Figure 3. Morphine-induced potentiation at the PVT→D2-MSN synapses

a, Image of a NAc slice from a D1–TdTomato and D2–eGFP double transgenic mouse (n = 5). Scale bar, 50 μm. b,c, Example traces (b) and quantification (c) of light-evoked EPSCs at −70 mV and +40 mV show that chronic morphine treatment significantly increased the AMPAR/NMDAR ratio in D2-MSNs (saline/morphine, n = 13/16 cells), but not D1-MSNs (saline/morphine, n = 14/14 cells). Two-way ANOVA (F_(1,53) = 12.58, p < 0.001) followed by Post-hoc Tukey's test. *** p < 0.001. For comparison, EPSC amplitudes are normalized to peaks at +40 mV. Solid dots indicate the current amplitude used for calculating the AMPAR/NMDAR ratio. Scale bar: 300 pA, 50 ms. d,e, Example traces (d, left), I/V curve (d, right) and quantification (e) of light-evoked AMPAR EPSCs at −70 mV, 0 mV and +40 mV show that morphine treatment selectively increased the rectification index of AMPAR EPSCs in D2-MSNs (saline/morphine, n = 7/10 cells), but not D1-MSNs (saline/morphine, n = 8/9 cells). Two-way ANOVA (F_(1,30) = 9.87, p < 0.01) followed by Post-hoc Tukey's test. ** p < 0.01. For comparison, amplitudes of AMPAR EPSCs are normalized to peaks at −70 mV. Scale bar: 250 pA, 50 ms.
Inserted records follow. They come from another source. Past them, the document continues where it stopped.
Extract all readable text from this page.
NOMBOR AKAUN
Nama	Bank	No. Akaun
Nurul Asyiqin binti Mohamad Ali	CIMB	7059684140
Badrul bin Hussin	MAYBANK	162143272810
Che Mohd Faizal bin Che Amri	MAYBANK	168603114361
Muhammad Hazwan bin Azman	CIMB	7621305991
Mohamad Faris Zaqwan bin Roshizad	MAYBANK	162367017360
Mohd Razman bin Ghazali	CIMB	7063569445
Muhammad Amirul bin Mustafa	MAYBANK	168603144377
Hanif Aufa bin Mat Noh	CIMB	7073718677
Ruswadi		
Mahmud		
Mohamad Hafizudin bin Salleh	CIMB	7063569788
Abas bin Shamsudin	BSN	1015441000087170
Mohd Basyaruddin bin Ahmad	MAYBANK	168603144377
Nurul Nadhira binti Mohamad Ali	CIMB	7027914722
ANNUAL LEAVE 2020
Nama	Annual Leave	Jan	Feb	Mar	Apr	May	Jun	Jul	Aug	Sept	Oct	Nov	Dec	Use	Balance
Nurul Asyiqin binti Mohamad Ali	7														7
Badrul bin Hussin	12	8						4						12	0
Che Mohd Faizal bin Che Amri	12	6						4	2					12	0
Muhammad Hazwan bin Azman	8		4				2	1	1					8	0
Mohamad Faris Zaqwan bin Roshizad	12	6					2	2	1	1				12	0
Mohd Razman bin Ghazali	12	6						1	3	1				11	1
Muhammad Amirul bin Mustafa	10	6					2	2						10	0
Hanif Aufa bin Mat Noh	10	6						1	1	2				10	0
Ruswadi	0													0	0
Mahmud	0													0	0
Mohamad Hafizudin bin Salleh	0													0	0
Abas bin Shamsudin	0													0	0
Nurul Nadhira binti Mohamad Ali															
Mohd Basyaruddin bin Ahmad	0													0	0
Mean ± s.e.m.

Figure 4. In vivo optogenetic LTD induction restores normal transmission at PVT→D2-MSN synapses and suppresses withdrawal symptoms

a, Experimental timeline for b-e. b-e, in vivo 1Hz photostimulation successfully normalized morphine-induced changes of AMPAR/NMDAR ratio and rectification index in D2-MSNs, but had little effect on D1-MSNs. b,c, AMPAR/NMDAR ratio of D2-MSNs (morphine/morphine+1 Hz, n = 16/17 cells) and D1-MSNs (morphine/morphine+1 Hz, n = 14/14); Two-way ANOVA (F_(1,57) = 13.86, p < 0.001) followed by Post-hoc Tukey's test. *** p < 0.001. d,e, Rectification index for AMPAR EPSCs in D2-MSNs (morphine/morphine+1 Hz, n = 10/10) and D1-MSNs (morphine/morphine+1 Hz, n = 9/7). Two-way ANOVA (F_(1,32) = 4.3, p < 0.05) followed by Post-hoc Tukey's test. * p < 0.05. Scale bars: 300 pA, 50 ms (b); 250 pA, 50 ms (d). f, Experimental timeline for g,h. g,h, Quantification of withdrawal behaviors (g) and CPA score (h). In ChR2-(blue bar, n = 8) but not eGFP- (white bar, n = 8) expressing mice, in vivo 1Hz stimulation suppressed naloxone-precipitated jumping, rearing and tremor events (g), and also suppressed conditioned place aversion to the withdrawal chamber (h). Mann-Whitney U-test, * p < 0.05, ** p < 0.01. Mean ± s.e.m.